The ship of state’s detour into deficit-infested waters has forced open a slight opportunity for counties seeking more tax options. If they can get the public behind them, the counties might squeak a local option sales tax increase through that opening.
They should go for it.
The Rowan County Commissioners and their peers have been trying for years to get more taxing authority, but to no avail. In the early ’90s spirit of Newt Gingrich’s Contract with America, Republicans and Democrats in the legislature touted the mantra of “no new taxes.”That meant no new state taxes. And it meant no additional taxing authority for local governments, who were left to rely mainly on property taxes.

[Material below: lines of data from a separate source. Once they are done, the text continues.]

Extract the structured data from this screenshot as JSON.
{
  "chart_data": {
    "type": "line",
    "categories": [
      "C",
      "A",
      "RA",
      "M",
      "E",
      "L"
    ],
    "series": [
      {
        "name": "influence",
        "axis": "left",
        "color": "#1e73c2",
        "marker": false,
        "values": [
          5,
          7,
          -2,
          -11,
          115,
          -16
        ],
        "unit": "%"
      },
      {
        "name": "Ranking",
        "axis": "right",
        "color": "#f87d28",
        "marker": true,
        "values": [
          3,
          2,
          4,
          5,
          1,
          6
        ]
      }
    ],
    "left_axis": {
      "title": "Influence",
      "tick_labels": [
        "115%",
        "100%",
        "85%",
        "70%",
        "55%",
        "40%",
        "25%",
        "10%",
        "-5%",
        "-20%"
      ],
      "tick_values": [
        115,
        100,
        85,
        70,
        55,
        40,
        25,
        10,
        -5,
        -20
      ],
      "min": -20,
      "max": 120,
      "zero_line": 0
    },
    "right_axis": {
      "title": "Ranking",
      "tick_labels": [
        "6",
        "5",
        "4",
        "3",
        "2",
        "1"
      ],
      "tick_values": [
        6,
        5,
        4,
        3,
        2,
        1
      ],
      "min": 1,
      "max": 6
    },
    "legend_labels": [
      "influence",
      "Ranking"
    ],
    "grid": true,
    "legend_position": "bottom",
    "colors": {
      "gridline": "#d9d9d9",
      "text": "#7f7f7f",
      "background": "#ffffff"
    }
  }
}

That was then. This is now. And the Gingrich-era promise hangs around the state’s neck like an albatross. The philosophy was easy to embrace when money was flowing in faster than the state could spend it, but now lawmakers are looking at a $800-million-plus shortfall for this year and they can see similar storm clouds on the near horizon. It’s time to adjust course.
Lawmakers are looking at a variety of tax increases. Some of it they call “loophole closing,” but a tax is a tax. Targets range from long-distance service to cable and satellite television and beer and wine. Though Senate President Pro Tem Marc Basnight still mouthed the no-new-tax pledge early in this session —“I’m more interested in looking for ways to cut spending and making efforts to improve government efficiency,” he said —winds are shifting and the state appears headed for some type of multi-faceted tax increase.
Giving counties the option to raise the sales tax is a logical part of that plan. The mushrooming residential growth that many counties have experienced has not been paying for itself. New families put increased pressures on schools and social services, but the property taxes they pay don’t cover the costs. A 1-cent sales tax increase would raise about $8 million a year here, with the county and each of the 10 municipalities getting a share.
The state could end its reimbursements to counties —for everything from the inventory tax to the Homestead Exemption —and the counties would still come out ahead, if they could increase the sales tax by a penny. Meeting the Rowan-Salisbury Schools’ $60-million-plus in building needs would look more like a possibility and less like an impossible dream.
Eighty of the state’s 100 counties support a local-option sales tax. In its absence, many of them have had to approve property-tax increases for the coming year. Sooner or later, the General Assembly needs to heed this call. If lawmakers change tax course to accommodate shifting state revenues, they should do the same for the counties. The same winds blow all across the state, not just in Raleigh.